Pour ce faire, Gorbatchev subordonnait la réunification allemande à deux impératifs, la reconnaissance par les Occidentaux de la ligne Oder Neisse comme frontière orientale du futur État allemand d’une part, et l’assurance, en contrepartie du retrait du Groupe de Forces Ouest (GFO) du territoire de l’ex-RDA, qu’aucune armée étrangère n’y serait déployée, de l’autre. Sur ces deux points qu’il convient de développer, Gorbatchev allait obtenir l’aval des Occidentaux. Remarquons d’emblée que jamais depuis 1949, création de la République Démocratique Allemande, les Occidentaux n’avaient reconnu de jure cette frontière. Seule l’Ostpolitik, conduite avec beaucoup d’à-propos par Willy Brandt au début de la décennie précédente avait abouti plus ou moins à une reconnaissance de facto.

Quel était l’enjeu ?

Dès lors que la réunification allemande était acquise, la question de ses frontières était posée : soit, revenir aux dernières frontières reconnues en droit international, c’est-à-dire les frontières de 1937, soit entériner le fait accompli de l’occupation militaire de l’immédiat après-guerre, c’est-à-dire se limiter aux seuls territoires des RFA et RDA. Comme l’issue de la Seconde Guerre mondiale n’avait donné lieu à la conclusion d’aucun traité de paix, la première solution, à l’exclusion de l’ancienne Prusse orientale, était certainement la plus juridiquement défendable. Ces frontières étaient les dernières à avoir été établies dans la cadre d’un traité international, le Traité de Versailles, et elles correspondaient au territoire allemand avant toute expansion illicite par le régime nazi. Mais cette solution débouchait sur la réouverture de la question polonaise : si la Silésie, possession autrichienne devenue allemande (prussienne) par le traité de Paris de 1748 qui mettait fin à la Guerre de Succession d’Autriche et devenue polonaise en 1945 par la volonté soviétique était rétablie allemande2, alors, il fallait que l’Union soviétique restituât à la Pologne, les territoires polonais orientaux annexés en 1939 à la suite du pacte de non-agression germano-soviétique et non restitués en 1945. Sagement, même si Helmut Kohl avait, au printemps précédent, discrètement évoqué l’existence de cette question silésienne, les Occidentaux s’alignèrent sur la position soviétique mise en avant par Gorbatchev.

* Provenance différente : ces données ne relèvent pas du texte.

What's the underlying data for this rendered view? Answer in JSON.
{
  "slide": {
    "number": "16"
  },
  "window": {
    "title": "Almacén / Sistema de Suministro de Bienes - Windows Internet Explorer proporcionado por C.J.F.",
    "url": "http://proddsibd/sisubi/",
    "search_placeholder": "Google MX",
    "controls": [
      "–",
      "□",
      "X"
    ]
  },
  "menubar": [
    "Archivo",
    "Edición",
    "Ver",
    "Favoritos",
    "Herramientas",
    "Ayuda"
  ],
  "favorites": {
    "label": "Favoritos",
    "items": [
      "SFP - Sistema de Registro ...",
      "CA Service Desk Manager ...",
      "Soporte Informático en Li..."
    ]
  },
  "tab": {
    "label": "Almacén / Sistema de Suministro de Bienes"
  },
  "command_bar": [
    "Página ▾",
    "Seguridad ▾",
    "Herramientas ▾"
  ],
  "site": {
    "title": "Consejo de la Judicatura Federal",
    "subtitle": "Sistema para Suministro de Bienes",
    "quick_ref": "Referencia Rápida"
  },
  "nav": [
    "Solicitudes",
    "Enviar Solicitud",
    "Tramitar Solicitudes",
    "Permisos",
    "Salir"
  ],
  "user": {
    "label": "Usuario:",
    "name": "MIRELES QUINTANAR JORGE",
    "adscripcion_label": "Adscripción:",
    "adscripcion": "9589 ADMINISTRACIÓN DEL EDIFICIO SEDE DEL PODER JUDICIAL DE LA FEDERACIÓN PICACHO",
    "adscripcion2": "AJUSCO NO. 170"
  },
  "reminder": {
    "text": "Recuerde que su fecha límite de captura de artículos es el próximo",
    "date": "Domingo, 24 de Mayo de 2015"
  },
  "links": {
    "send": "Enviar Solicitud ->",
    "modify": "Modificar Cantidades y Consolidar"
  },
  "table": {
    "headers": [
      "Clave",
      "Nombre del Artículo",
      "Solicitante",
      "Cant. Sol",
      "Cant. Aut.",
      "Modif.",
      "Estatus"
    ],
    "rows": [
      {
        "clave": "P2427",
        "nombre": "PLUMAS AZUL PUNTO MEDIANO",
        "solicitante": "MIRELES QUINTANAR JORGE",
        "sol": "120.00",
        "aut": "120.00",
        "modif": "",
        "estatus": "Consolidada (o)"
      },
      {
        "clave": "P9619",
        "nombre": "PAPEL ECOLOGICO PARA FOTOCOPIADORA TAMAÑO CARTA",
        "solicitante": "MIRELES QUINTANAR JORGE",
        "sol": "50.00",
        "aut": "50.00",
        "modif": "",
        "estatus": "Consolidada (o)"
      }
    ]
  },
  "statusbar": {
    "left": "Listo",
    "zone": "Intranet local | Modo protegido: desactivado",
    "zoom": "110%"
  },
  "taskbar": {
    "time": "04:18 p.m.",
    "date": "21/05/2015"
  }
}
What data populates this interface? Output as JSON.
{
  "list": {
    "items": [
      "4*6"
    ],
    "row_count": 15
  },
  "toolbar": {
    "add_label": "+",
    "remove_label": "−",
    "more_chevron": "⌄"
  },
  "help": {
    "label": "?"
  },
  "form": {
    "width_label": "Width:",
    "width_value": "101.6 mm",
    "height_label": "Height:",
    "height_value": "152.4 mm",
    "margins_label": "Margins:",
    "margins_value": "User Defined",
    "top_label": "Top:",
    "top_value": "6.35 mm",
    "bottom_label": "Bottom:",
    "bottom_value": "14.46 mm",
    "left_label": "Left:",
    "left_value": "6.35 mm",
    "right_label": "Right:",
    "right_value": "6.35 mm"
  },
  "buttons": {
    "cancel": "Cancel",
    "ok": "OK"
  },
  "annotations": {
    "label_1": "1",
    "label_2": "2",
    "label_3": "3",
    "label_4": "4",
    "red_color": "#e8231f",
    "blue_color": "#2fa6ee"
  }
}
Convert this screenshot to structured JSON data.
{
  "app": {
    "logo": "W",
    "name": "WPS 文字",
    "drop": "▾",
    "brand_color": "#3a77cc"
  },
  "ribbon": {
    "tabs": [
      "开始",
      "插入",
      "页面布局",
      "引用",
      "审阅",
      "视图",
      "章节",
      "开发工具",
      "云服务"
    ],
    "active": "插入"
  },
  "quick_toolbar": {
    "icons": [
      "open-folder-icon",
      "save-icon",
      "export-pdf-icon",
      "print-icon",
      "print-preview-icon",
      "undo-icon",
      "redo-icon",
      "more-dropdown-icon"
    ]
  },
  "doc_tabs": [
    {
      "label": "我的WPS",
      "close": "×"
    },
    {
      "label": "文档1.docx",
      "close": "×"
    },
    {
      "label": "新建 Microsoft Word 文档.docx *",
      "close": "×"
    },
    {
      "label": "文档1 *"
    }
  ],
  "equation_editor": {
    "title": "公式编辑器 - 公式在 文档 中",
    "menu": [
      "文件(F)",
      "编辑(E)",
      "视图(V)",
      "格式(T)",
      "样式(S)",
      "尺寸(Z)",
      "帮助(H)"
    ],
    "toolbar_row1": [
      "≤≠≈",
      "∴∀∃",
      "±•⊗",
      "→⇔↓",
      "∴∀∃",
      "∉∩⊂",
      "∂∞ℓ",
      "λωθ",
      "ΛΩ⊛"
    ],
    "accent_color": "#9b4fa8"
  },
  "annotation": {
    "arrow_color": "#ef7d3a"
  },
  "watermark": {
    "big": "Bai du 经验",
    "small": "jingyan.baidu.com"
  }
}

Pour ce qui est du GFO, dont les Occidentaux demandaient le retrait, Gorbatchev demanda comme contrepartie, l’assurance qu’aucune armée étrangère ― lire occidentale ou otanienne ― ne vienne stationner sur ce territoire. Ici également, les Occidentaux s’alignèrent sur la position soviétique.

Gorbatchev pouvait donc estimer, à fort juste titre, par les clauses de ce traité 4+2, avoir largement fait avancer la cause de la normalisation des relations Est-Ouest, et à ses conditions. Il avait donc gagné, ou fortement limité les dégâts. Absolument personne ne lui avait demandé de dissoudre le Pacte de Varsovie (PAVA) qui existait toujours, il convient de ne pas l’oublier, même si son fer de lance, le GFO allait disparaître.

Alors, quid de l’OTAN ?

L’OTAN avait fort mauvaise presse à cette époque, même à l’Ouest, du fait de mouvements « pacifistes » téléguidés en Europe, à cause d’une grave bévue technocratique. Toutes les années paires, AFCENT (le commandement Centre Europe, principal théâtre de l’OTAN en Europe, sous commandement allemand), joue un exercice de PC pour rôder ses états-majors et valider ses plans d’engagement. Cet exercice, auquel les forces françaises participent en tant que réserve du théâtre, porte le nom de Creasted Eagle. Or, en 1990, dans le contexte de la chute du Mur et des premières négociations de réunification allemande, le général allemand commandant AFCENT se voit dans l’obligation de rendre compte à Helmut Kohl que le thème de cet exercice est encore une agression de la RFA par le GFO, l’armée

allemande de l’Est et l’armée tchèque. Situation absurde dans le contexte de l’époque, de nature à créer plus qu’un incident diplomatique. Hors de lui, le chancelier Kohl fait savoir sur le champ au secrétaire général de l’OTAN et au SACEUR, qu’il interdit formellement au général allemand commandant AFCENT de diriger cet exercice, et à tout état-major allemand d’y participer. La crise est dénouée de la seule façon possible, l’annulation pure et simple de cet exercice. Cet incident laissera néanmoins des traces.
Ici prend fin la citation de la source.